School of Nursing, University of California at Los Angeles, Los Angeles, California, United States of America.
Shenzhen Nanshan Medical Group Headquarter, Shenzhen, China.
PLoS One. 2022 Mar 16;17(3):e0265201. doi: 10.1371/journal.pone.0265201. eCollection 2022.
Cancer is the leading cause of death among Chinese Americans (CAs). Although death rates of cancers can be significantly reduced by screening cancers at an early stage, cancer screening (CS) rates are low among CAs. Interventions on CS may increase the uptake rates of CS and help to decrease the death rates of cancers in CAs.
This study aims to summarize the intervention methods on CS among CAs and compare effects of various intervention methods on the outcomes of CS, including knowledge levels of CS, intentions to complete CS, and actual completions of CS.

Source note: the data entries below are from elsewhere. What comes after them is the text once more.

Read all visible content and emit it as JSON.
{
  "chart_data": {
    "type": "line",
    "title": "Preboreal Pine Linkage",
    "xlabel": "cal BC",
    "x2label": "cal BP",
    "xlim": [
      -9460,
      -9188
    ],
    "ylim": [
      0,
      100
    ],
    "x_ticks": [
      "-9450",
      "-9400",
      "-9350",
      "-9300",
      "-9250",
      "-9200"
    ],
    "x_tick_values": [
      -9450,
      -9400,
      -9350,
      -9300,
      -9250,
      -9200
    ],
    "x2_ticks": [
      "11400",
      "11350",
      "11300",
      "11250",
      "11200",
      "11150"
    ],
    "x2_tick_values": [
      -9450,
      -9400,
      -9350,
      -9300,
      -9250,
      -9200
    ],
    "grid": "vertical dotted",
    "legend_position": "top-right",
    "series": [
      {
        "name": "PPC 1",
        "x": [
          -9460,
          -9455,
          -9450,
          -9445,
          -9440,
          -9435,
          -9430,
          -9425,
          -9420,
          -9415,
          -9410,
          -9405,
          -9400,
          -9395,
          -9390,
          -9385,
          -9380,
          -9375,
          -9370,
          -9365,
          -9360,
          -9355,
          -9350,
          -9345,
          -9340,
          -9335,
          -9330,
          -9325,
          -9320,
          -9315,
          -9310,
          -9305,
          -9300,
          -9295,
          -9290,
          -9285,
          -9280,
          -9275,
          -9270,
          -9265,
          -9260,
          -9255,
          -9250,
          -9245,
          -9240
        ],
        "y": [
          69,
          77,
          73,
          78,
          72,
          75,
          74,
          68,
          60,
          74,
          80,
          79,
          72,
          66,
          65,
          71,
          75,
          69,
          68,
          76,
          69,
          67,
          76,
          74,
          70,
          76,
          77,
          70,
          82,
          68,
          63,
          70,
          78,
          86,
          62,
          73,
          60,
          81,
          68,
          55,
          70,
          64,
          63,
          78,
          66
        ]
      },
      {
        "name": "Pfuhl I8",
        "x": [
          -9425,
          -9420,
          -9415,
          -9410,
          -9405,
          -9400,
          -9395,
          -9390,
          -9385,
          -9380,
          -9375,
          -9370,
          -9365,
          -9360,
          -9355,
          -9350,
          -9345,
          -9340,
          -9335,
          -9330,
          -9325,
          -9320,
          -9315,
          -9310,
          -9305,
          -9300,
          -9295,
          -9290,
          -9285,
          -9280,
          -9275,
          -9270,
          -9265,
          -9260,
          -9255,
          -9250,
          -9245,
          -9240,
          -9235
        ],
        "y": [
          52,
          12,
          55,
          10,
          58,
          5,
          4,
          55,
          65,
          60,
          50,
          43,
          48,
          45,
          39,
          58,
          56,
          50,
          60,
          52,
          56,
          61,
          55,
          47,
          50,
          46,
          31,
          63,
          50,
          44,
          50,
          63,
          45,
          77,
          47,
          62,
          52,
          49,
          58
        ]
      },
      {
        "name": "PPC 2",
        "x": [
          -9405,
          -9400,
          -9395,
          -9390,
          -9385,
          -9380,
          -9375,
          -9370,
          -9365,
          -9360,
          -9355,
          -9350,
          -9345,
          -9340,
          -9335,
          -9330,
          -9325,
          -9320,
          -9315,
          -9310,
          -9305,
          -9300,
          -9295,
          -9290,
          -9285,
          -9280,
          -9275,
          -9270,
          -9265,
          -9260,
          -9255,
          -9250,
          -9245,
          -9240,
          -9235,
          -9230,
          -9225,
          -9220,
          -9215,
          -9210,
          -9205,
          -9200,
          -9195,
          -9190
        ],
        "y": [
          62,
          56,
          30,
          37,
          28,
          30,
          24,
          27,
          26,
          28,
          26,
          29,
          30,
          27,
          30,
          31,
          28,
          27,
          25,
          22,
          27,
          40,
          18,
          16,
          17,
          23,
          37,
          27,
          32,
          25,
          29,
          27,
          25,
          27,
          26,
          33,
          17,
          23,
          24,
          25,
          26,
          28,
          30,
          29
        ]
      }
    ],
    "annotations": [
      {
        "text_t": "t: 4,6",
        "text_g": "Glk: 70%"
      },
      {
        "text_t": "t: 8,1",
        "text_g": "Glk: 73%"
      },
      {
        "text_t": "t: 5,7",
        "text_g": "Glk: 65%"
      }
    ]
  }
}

A systematic review and meta-analysis design was used. Keyword searching was conducted on PubMed, Google Scholar, PsycINFO, and CINAHL. Inclusion and exclusion criteria were applied. The PEDro scale was used to evaluate the quality of the studies. Data was analyzed using Review Manager Version 5.4 software. Random effect model and subgroup analyses were conducted.
The search yielded 13 eligible studies. All of the reviewed interventions were culturally tailored. Systematic review results were categorized by intervention delivery objects, intervention led, intervention contact, intervention types, and intervention focus according to group consensus. Meta-analysis results showed that the interventions on CS had a positive effect on all outcomes, including a 1.58 (95% CI, 1.17-2.14; P = 0.003), 1.78 (95% CI, 1.27-2.48; P = 0.0007), and 1.72 (95% CI, 1.22-2.42; P = 0.002) effect on knowledge of CS, intentions to complete CS, and completions of CS, respectively, compared to the control group. The subgroup analysis suggested that physician-led, individual-based, face-to-face client-focused interventions with multiple components increased CS among CAs, with the OR ranging from 1.60 (95% CI, 1.08-2.39; P = 0.02) to 3.11 (95%CI, 1.02-9.49; P = 0.05).
Interventions on CS significantly increased CAs' knowledge of CS, intentions to complete CS, and completions of CS. Physician-led, individual-based, face-to-face client-focused interventions with multiple components should be utilized for CAs.
癌症是美籍华人(CAs)的主要死因。虽然通过早期筛查癌症可以显著降低癌症死亡率,但 CAs 的癌症筛查(CS)率仍然很低。针对 CS 的干预措施可以提高 CS 的接受率,并有助于降低 CAs 的癌症死亡率。
本研究旨在总结 CAs 中 CS 的干预方法,并比较各种干预方法对 CS 结果的影响,包括 CS 的知识水平、完成 CS 的意愿和实际完成 CS 的情况。
采用系统评价和荟萃分析设计。在 PubMed、Google Scholar、PsycINFO 和 CINAHL 上进行关键词搜索。应用纳入和排除标准。使用 PEDro 量表评估研究质量。使用 Review Manager Version 5.4 软件进行数据分析。采用随机效应模型和亚组分析。
搜索共得到 13 项符合条件的研究。所有审查的干预措施均经过文化调整。根据组内共识,系统评价结果按干预对象、干预主导者、干预接触、干预类型和干预重点进行分类。荟萃分析结果表明,CS 的干预措施对所有结果均有积极影响,包括 CS 知识的知晓率提高 1.58(95%CI,1.17-2.14;P=0.003)、完成 CS 的意愿提高 1.78(95%CI,1.27-2.48;P=0.0007)和实际完成 CS 的比例提高 1.72(95%CI,1.22-2.42;P=0.002),与对照组相比。亚组分析表明,以医生为主导、以个体为基础、以面对面客户为重点、具有多种成分的干预措施可以提高 CAs 的 CS 接受率,比值比(OR)范围为 1.60(95%CI,1.08-2.39;P=0.02)至 3.11(95%CI,1.02-9.49;P=0.05)。
针对 CS 的干预措施显著提高了 CAs 的 CS 知识水平、完成 CS 的意愿和实际完成 CS 的比例。应以医生为主导、以个体为基础、以面对面客户为重点、具有多种成分的干预措施应用于 CAs。